The Indirect Taxes (Notifiable Arrangements) Regulations, SI 2017/1216, set out the hallmark tests for notifiable arrangements. Notifiable arrangements in relation to VAT include:
- retail supplies in respect of splitting and value shifting.
- offshore supplies of insurance and finance.
- offshore supplies to relevant business persons outside the EU.
- options to tax.
Notifiable arrangements in relation to any indirect tax include:
- confidentiality involving promoters.
- confidentiality involving other persons.
- premium fees.
- standardised tax products.
The Indirect Taxes (Disclosure of Avoidance Schemes) Regulations, SI 2017/1215, prescribe the information promoters must disclose to HMRC under the new rules.
Problems with DOTAS
- The DOTAS regime can seem confusing to the end-user.
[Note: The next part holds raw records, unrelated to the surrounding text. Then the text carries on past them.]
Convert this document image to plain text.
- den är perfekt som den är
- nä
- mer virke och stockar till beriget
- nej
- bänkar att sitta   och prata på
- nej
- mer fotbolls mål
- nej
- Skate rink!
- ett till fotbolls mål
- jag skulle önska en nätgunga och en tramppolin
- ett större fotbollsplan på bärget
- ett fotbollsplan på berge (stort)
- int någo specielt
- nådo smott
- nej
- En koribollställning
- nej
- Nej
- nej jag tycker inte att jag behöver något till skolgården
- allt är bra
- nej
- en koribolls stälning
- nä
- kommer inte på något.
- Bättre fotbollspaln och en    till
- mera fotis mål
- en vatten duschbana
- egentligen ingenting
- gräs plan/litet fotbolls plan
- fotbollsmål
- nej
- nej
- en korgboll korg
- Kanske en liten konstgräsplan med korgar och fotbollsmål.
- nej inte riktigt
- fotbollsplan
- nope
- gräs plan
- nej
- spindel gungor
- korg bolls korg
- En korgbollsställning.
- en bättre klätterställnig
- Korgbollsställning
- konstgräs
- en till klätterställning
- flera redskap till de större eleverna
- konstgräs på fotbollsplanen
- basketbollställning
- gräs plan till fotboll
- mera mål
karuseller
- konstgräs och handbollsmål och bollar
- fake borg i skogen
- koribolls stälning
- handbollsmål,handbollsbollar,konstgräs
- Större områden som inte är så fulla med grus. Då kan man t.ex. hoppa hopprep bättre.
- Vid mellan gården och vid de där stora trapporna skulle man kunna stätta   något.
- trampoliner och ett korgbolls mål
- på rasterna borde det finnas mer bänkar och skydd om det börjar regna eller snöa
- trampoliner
- The rules are complicated. A scheme number can be a red herring as it does not signify HMRC approval yet it is often in a tax planner’s financial interest to obtain a DOTAS number as it looks impressive to some types of client and so provides a good reason, if ever one was needed, for charging a higher fee.
- Conversely, legal opinion may also be divided as to whether a product is so well known and standardised that no disclosure is required. A mass marketed scheme may carry no number.
DOTAS cases
There have so far been few cases taken regarding DOTAS notification.
In HMRC v Redbox Tax Associates LLP [2021] TC8235 the First Tier Tribunal (FTT) held that a loss scheme should have been notified under the Disclosure of Tax Avoidance Scheme (DOTAS) rules. There were arrangements, premium fees were charged and it was a standardised tax product.
In HMRC v Root2 Tax Ltd [2017] TC 06115, Root2 claimed that their scheme involving an employee entering into almost simultaneous spread bets and hedging transactions, ‘Alchemy,’ did not meet the criteria for disclosure under DOTAS. In sorting through Root2’s various arguments the first tier tribunal based their decision on their main claim which was that the tax advantage was not, or might not be expected to be, the main benefit or one of the main benefits of the arrangement, because the spread bet could go either way; the employee could achieve a profit or suffer a loss, with taxes being paid when there was a profit.
The tribunal disagreed and found that the arrangements were notifiable:
- The scheme amounted to ‘arrangements’;
- The scheme enabled, or might be expected to enable, a person to obtain a tax advantage;
- The main benefit, or one of the main benefits, of the scheme (if it works) is the obtaining of that advantage;
- It was a standard product
- Root2 were the ‘promoters’ of the scheme in the statutory sense.
The effect of this is twofold; it enables HMRC not only to penalise Root2 for failing to notify the scheme under the DOTAS regulation, but also to issue Accelerated Payment Notices (APNs) on all taxpayers who took part in the scheme. It is quite possible that Root2 will look to appeal the decision.
In HMRC v Hyrax Resourcing Limited & Bosley Park Limited & Peak Performance Head Office Services Limited [2019] TC07025 the First Tier Tribunal (FTT) found that a contractor loan scheme should have been notified under the Disclosure of Tax Avoidance Schemes (DOTAS) regulations as:
- The scheme gave, or was expected to give, rise to a tax advantage.
- The main benefit, which was expected to arise from the arrangement was the obtaining of a tax advantage.
- The fees paid to use the scheme were premium and it was a standardised tax product.